The Heart Failure Clinic utilizes an Interprofessional Collaborative Practice Model to focus on improving transitional care coordination, increasing access to care, and improving quality and safety in medically underserved heart failure patients. Successful practices include: Patient care kits: providing necessary tools to support home monitoring and medication compliance, social worker time built into clinic appointments to investigate public and private resources for medication and care access. 



InterProfessional Education Using Active-Learning Methods and TeamSTEPPS Knowledge

Georgia L. Narsavage, Ralph Utzman, Travis G. White, Charles Coole
West Virginia University, School of Pharmacy, Health Sciences Center 

This Interprofessional Education (IPE) session on teamwork involved more than 500 students learning from, about and with each other. Our aim was to prepare healthcare students to provide team-based safe, quality care. An "Active learning" student-centered approach involved the students in 80 teams from 8 different professions (Medicine, Dentistry, Pharmacy, Nursing, Physical Therapy, Occupational Therapy, Exercise Physiology, and Med Lab Science) to develop teamwork and communication skills. Thirty faculty from healthcare professions acted as facilitators to encourage problem solving, and cooperative learning.
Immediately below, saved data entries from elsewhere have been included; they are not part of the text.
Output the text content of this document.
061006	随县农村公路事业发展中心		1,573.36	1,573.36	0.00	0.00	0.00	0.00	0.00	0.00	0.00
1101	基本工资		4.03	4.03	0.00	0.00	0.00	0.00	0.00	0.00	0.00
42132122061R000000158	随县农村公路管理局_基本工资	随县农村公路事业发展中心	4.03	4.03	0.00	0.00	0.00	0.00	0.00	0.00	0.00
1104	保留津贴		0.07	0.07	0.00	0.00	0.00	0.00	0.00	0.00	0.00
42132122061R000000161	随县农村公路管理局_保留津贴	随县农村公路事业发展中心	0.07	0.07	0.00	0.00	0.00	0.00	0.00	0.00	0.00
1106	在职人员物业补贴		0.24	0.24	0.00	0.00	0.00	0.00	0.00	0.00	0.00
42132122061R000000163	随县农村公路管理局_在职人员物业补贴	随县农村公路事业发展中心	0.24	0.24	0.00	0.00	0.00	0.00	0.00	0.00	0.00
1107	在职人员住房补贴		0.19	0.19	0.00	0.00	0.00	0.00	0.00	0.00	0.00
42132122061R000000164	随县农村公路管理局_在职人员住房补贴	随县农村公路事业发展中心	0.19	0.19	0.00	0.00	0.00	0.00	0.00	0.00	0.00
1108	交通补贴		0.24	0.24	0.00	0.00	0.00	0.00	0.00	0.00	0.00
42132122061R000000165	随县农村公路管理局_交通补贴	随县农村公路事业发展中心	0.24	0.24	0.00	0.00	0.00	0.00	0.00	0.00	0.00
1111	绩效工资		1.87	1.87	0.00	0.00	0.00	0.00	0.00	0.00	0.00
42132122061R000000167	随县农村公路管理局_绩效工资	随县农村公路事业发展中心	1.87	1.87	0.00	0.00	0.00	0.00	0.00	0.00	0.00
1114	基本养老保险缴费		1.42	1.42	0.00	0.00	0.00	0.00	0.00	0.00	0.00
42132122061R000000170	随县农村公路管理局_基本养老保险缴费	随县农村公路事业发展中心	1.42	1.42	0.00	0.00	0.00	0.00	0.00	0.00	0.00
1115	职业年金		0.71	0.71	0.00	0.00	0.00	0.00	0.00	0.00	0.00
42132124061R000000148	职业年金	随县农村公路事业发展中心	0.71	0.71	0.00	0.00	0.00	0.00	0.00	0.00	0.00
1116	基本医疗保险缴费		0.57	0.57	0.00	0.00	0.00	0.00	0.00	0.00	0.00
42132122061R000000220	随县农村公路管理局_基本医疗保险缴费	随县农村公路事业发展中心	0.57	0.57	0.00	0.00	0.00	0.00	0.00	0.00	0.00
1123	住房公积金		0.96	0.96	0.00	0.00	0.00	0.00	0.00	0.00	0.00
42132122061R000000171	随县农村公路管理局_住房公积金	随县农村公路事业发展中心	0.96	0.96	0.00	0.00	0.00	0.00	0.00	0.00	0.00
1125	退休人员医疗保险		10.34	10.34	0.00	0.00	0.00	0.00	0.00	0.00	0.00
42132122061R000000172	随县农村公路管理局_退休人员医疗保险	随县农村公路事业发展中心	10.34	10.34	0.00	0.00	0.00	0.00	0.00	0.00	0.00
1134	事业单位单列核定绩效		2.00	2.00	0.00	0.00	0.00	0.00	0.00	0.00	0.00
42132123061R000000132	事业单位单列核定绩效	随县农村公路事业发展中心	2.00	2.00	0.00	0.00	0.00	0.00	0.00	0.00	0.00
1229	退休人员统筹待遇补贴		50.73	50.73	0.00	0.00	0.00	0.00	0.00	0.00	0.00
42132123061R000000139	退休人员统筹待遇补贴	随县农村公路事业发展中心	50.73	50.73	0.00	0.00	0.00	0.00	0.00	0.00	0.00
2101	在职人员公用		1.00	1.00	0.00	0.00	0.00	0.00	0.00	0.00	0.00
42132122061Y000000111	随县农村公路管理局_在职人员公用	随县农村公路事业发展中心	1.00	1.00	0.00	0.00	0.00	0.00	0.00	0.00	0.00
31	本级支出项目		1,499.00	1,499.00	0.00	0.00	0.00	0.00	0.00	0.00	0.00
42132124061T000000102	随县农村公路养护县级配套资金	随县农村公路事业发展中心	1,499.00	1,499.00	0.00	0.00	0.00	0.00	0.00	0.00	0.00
Teamwork was presented as an IPE competency needed for safe, quality care. 



Technology-Supported Simulation: A Capstone Event for Interprofessional Education of Rural Primary Care Providers

Alice L. March, Robin Huebner, Jeannine Lawrence, Lea Yerby, Patrick McIntyre, Matthew Ander, Karen Silliman
University of Alabama 

In the silo model of the US healthcare system each provider cares for one disease, resulting in fragmented care affecting cost, safety, effectiveness, quality of life, and mortality. Providers are not trained to practice in interprofessional (IP) collaborative teams, and may not be aware of the roles and responsibilities of others; thus, communication is impaired by stereotypical beliefs. Well-integrated IP teams increase patients' physical functioning, physical well-being, perceptions of control, self-efficacy, quality of life, satisfaction with services, and reduce healthcare costs. A team-based approach to learning stresses shared leadership. Most IP simulations are face-to-face, and focus on acute care and critical decision-making. The innovation of this course, using technology-supported simulation as a capstone learning experience, provided early IP education to crystalize application of didactic content related to primary care, and allowed virtual attendance of distance students. The skill set acquired from the course included Interprofessional Education Collaborative (IPEC) competencies and TeamSTEPPS® for primary care strategies. This semester long IP course included nursing, medicine, nutrition, and social work students. It combined online didactic material, unfolding case studies, and a simulated capstone experience. The course content included communication, values and ethic, roles and responsibilities, teamwork, and embedded the four TeamSTEPPS® skills of (leadership, situation monitoring, mutual support, and communication). 



Unit Based Safety Clinicians: The High Reliability Journey

Deborah L. Schofield, Lisa Rowen, Mangla Gulati, Emily Heil, Michael Jablonover, Ingrid Connerney, DePriest Whye
University of Maryland School of Medicine 

The University Of Maryland Medical Center (UMMC) is a level one, tertiary, urban, Academic Medical Center based in downtown Baltimore, Maryland. UMMC has an 801 bed capacity; the hospital provides comprehensive care for the West Baltimore community and tertiary care for Maryland and the surrounding areas. The hospital has more intensive care beds than any other hospital in Maryland. UMMC has a robust Patient Safety and Quality department that works in close collaboration with the Maryland Medicine Comprehensive Insurance Program (MMICP) Office of Risk Management leadership. Commensurate with its efforts to become and sustain itself as a high reliability organization, UMMC proposes to enhance safety and quality efforts via a novel, clinically based workforce (Unit-Based Safety Clinicians) to provide foundational support to ongoing safety and quality efforts.